Depuis le petit aéroport de Coimbatore, sur les chemins sinueux qui montent peu à peu en altitude, se succèdent des dégradés de vert à l’infini. La flore vivante et vibrante laisse évaporer son parfum frais et pur. Nous nous retrouvons bientôt au milieu d’une jungle et d’une faune qui nous sont encore inconnues. Nous sommes à Kurumba.
Quelle est l’histoire de ce lieu ?
Malgré ses sonorités africaines, le mot Kurumba est bel et bien un nom issu des dialectes dravidiens et attribué à des tribus de l’Inde du sud. Vivant au contact de la nature et des animaux sauvages, ces hommes et femmes à la peau sombre et de petite taille ont su maîtriser les mille dangers de la forêt. Le mot Kurumba vient du mot kuru (éleveur de brebis) et de kurumbo (espiègle). Les anthropologistes indiens ont découvert que ces tribus avaient un mode de vie totalement différent des autres habitants de l’Inde du sud. En effet leurs religions, culture, tradition, coutumes et pratiques sociales sont très distinctes.

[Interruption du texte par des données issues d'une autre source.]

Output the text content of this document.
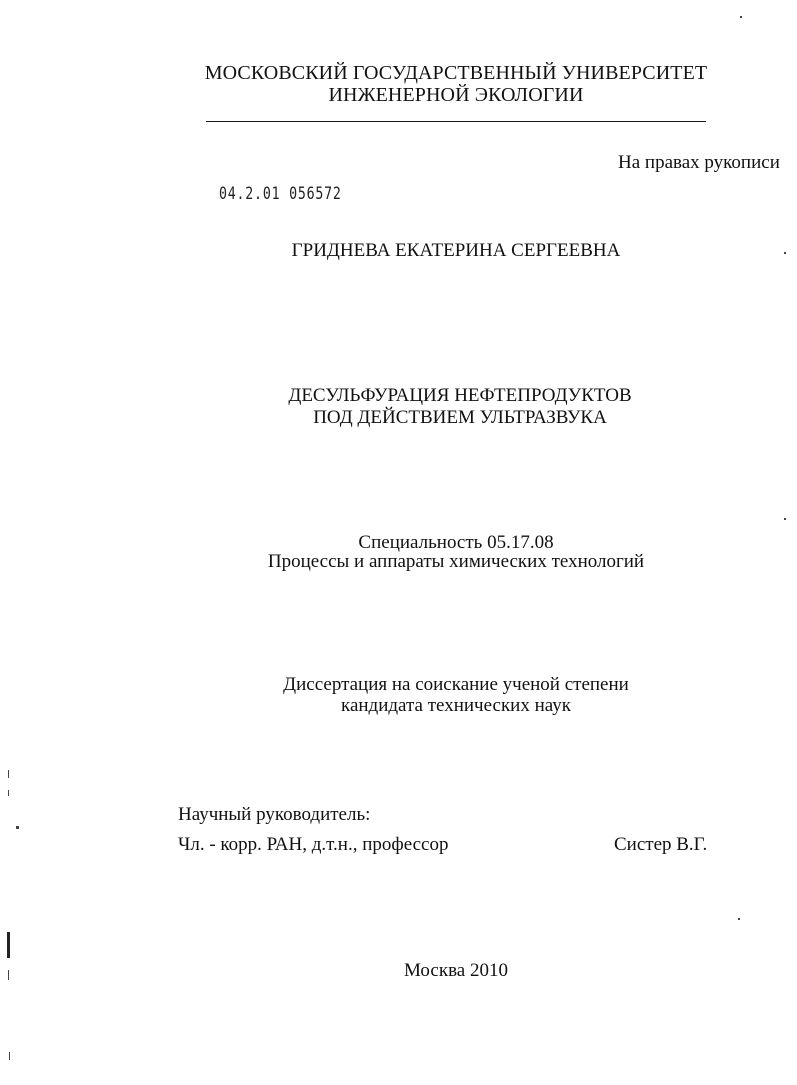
МОСКОВСКИЙ ГОСУДАРСТВЕННЫЙ УНИВЕРСИТЕТ
ИНЖЕНЕРНОЙ ЭКОЛОГИИ
На правах рукописи
04.2.01 056572
ГРИДНЕВА ЕКАТЕРИНА СЕРГЕЕВНА
ДЕСУЛЬФУРАЦИЯ НЕФТЕПРОДУКТОВ
ПОД ДЕЙСТВИЕМ УЛЬТРАЗВУКА
Специальность 05.17.08
Процессы и аппараты химических технологий
Диссертация на соискание ученой степени
кандидата технических наук
Научный руководитель:
Чл. - корр. РАН, д.т.н., профессор	Систер В.Г.
Москва 2010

La légende populaire dit que ces tribus avec les autres tribus de l’Inde du sud : les Toda et les Kota – ont été amenées sur terre par un même créateur. Trois frères se disputaient, le père possédant des pouvoirs surnaturels attribua à chacun de ses enfants diverses fonctions afin qu’ils puissent s’échanger des biens et des services. Les descendants de ces trois frères devinrent alors les trois tribus. Les membres de la tribu sont très respectueux de la nature qui les entoure. La jungle abritent des éléphants, des panthères, des ours…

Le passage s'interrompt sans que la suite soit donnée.